At the moment, there are about 30 to 40 people sleeping overnight at Crab Park, which sits between Burrard Inlet and Gastown. The park board tried to get an injunction to clear the park, but a Supreme Court judge declined late January to grant one, saying there wasn’t appropriate housing for people living there to go to.

Mx. Rosa said the current strategy at the park will be to designate a limited area where people can have their tents. The board will provide access to water and electricity for phone chargers, but also direct people to the ample services in the Downtown Eastside for food and showers.

Ms. Lepps was heavily involved a year ago with the weeks-long joint effort by the city, park board and province to move homeless people in the tent encampment at Strathcona Park and into transitional or permanent housing.
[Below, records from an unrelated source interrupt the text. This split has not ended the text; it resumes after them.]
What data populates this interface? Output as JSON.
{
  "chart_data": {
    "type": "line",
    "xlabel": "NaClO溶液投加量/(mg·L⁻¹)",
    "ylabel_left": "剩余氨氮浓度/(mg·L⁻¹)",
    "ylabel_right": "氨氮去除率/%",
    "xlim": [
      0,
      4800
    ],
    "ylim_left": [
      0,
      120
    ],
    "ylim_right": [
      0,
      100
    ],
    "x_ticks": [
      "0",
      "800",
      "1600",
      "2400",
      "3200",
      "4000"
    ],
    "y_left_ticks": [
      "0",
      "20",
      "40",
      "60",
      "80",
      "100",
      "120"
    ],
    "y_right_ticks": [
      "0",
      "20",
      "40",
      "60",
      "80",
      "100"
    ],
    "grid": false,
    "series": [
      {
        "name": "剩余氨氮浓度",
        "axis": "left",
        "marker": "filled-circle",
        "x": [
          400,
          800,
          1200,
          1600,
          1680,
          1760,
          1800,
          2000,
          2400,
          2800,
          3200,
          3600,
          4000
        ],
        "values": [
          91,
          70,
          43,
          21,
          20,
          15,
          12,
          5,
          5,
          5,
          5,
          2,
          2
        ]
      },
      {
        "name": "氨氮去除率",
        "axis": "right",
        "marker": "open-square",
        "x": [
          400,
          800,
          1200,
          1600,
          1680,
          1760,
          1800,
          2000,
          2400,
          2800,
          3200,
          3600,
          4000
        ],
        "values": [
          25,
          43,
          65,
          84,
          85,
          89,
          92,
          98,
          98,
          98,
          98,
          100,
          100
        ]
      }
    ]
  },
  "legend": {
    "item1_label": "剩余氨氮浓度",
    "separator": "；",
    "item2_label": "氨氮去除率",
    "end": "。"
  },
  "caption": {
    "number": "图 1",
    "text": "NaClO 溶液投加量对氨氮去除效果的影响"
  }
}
The encampment, which eventually drew more than 200 people, occupied most of the park for almost a year. It became the site of several violent incidents, and generated complaints from residents in the surrounding neighbourhood who were alarmed at a surge of break-ins and threatening behaviour.

The park board and Mx. Rosa were praised by some for their relatively less-confrontational approach to wind down the Strathcona encampment, but some housing advocates find Ms. Lepps’s appointment dubious.

“BC Housing was not open to a collaborative approach with camp residents and leaders,” said Fiona York, who worked with residents of three recent homeless camps to get them services and the right kind of housing. The park board, she says, has seemed more interested in superficial collaboration rather than real dialogue.

However, she also thinks the appointment might be a sign of change.

“This appointment, and the recent provincial budget that sets aside $4-million for ‘encampment support,’ at least acknowledges that encampments exist and are here to stay at least until suitable housing is available for everyone – and that people staying in parks need to be treated humanely and with dignity,” Ms. York said.

Ms. Lepps, whose new position was advertised at a salary range of $115,000 to $142,000, is the latest in a string of people at senior levels who have recently left BC Housing. That includes Armin Amrolia, the agency’s vice-president for development strategies who departed after 32 years to become a deputy city manager at Vancouver city hall.

Vancouver has seen people living in parks in large encampments off and on for years. Some sprang up sporadically in the early 2000s, as homelessness dramatically increased in the region when the new Liberal government stopped building social housing and cut welfare rates, while more entrenched settlements in Oppenheimer Park followed by Strathcona Park have emerged in the last four years.